Artificial intelligence to improve clinical coding practice in Scandinavia: a crossover randomized controlled trial

Chomutare, Taridzo, Svenning, Therese Olsen, Hernández, Miguel Ángel Tejedor, Ngo, Phuong Dinh, Budrionis, Andrius, Markljung, Kaisa, Hind, Lill Irene, Torsvik, Torbjørn, Mikalsen, Karl Øyvind, Babic, Aleksandar, Dalianis, Hercules

arXiv.org Artificial Intelligence 

International Statistical Classification of Diseases and Related Health Problems codes, tenth revision (ICD-10) [1] play an important role in healthcare. All hospitals in Scandinavia record their activity by summarizing patient encounters into ICD-10 codes. Clinical coding directly affects how health institutions function on a daily basis because they are partially reimbursed based on the codes they report.

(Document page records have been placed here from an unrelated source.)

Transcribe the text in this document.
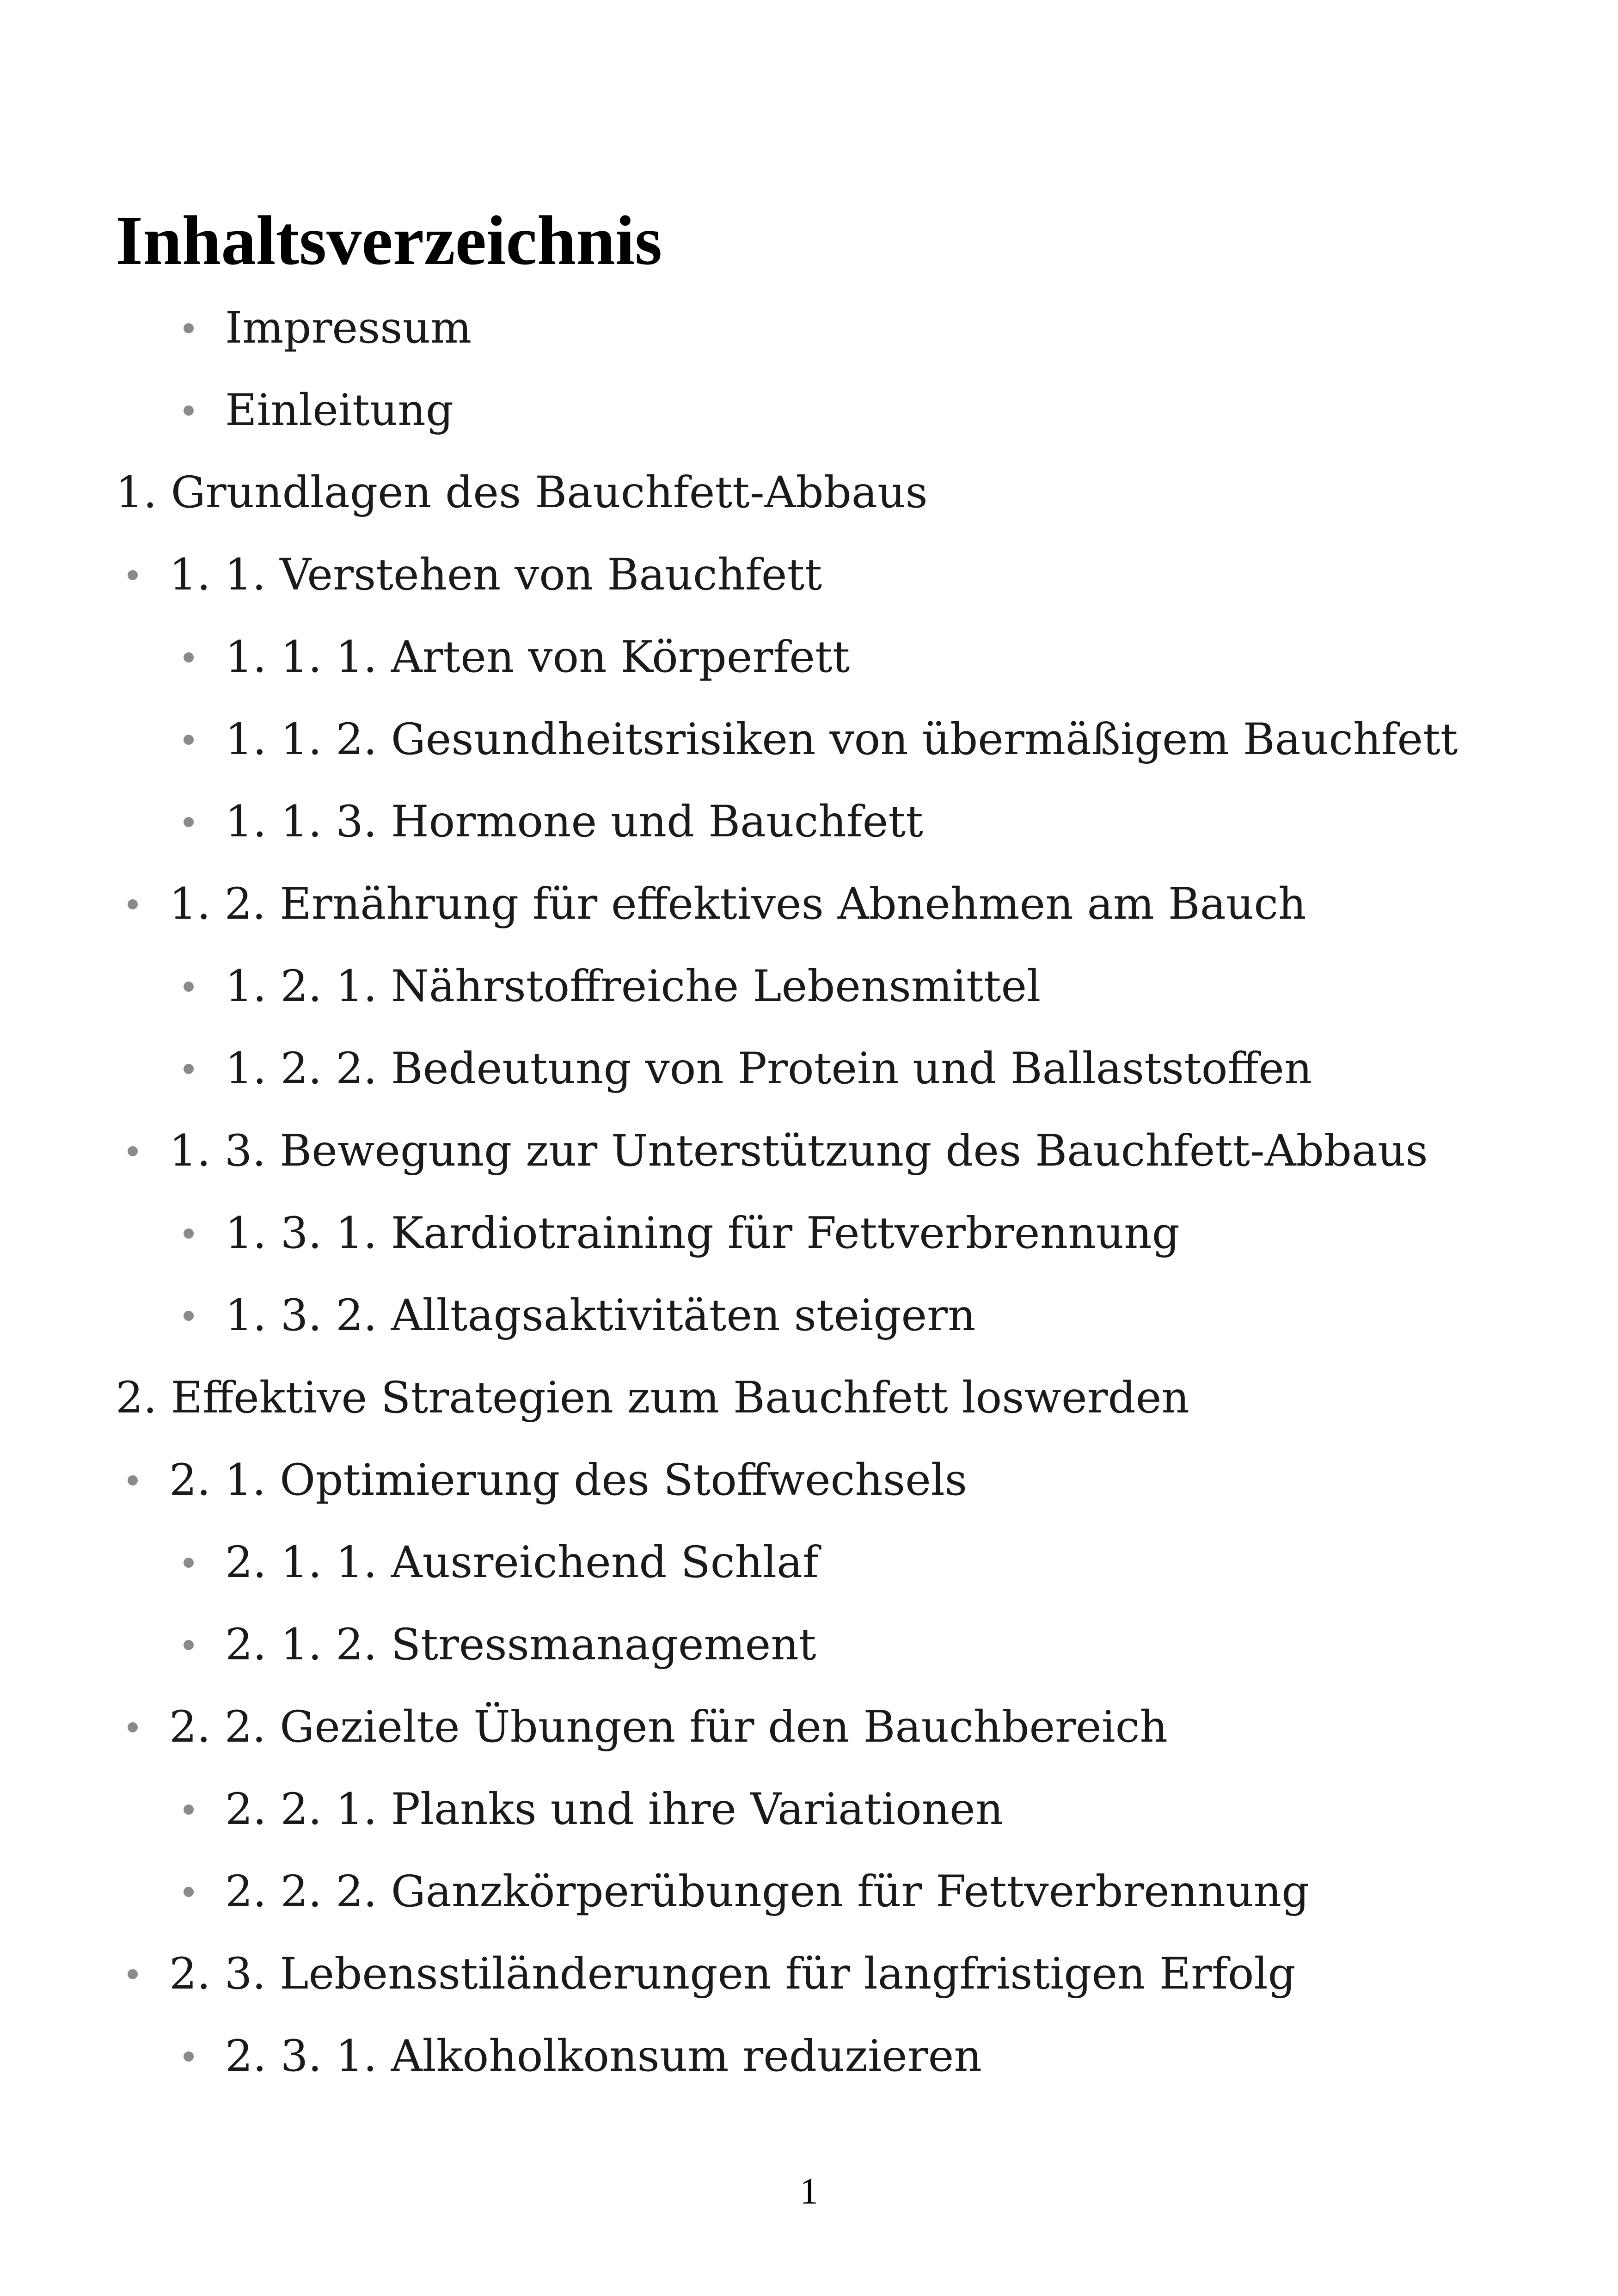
Inhaltsverzeichnis
Impressum
Einleitung
1. Grundlagen des Bauchfett-Abbaus
1. 1. Verstehen von Bauchfett
1. 1. 1. Arten von Körperfett
1. 1. 2. Gesundheitsrisiken von übermäßigem Bauchfett
1. 1. 3. Hormone und Bauchfett
1. 2. Ernährung für effektives Abnehmen am Bauch
1. 2. 1. Nährstoffreiche Lebensmittel
1. 2. 2. Bedeutung von Protein und Ballaststoffen
1. 3. Bewegung zur Unterstützung des Bauchfett-Abbaus
1. 3. 1. Kardiotraining für Fettverbrennung
1. 3. 2. Alltagsaktivitäten steigern
2. Effektive Strategien zum Bauchfett loswerden
2. 1. Optimierung des Stoffwechsels
2. 1. 1. Ausreichend Schlaf
2. 1. 2. Stressmanagement
2. 2. Gezielte Übungen für den Bauchbereich
2. 2. 1. Planks und ihre Variationen
2. 2. 2. Ganzkörperübungen für Fettverbrennung
2. 3. Lebensstiländerungen für langfristigen Erfolg
2. 3. 1. Alkoholkonsum reduzieren
1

The same codes are used to measure both volume and quality of care, thereby providing an important foundation of knowledge for decision makers at all levels in the healthcare service. Clinical coding is a highly complex and challenging task that requires a deep understanding of both the medical terminology and intricate clinical documentation. Coders must accurately translate detailed patient records into standardized codes, navigating the inherently complex medical language, which make this task prone to errors and inconsistencies.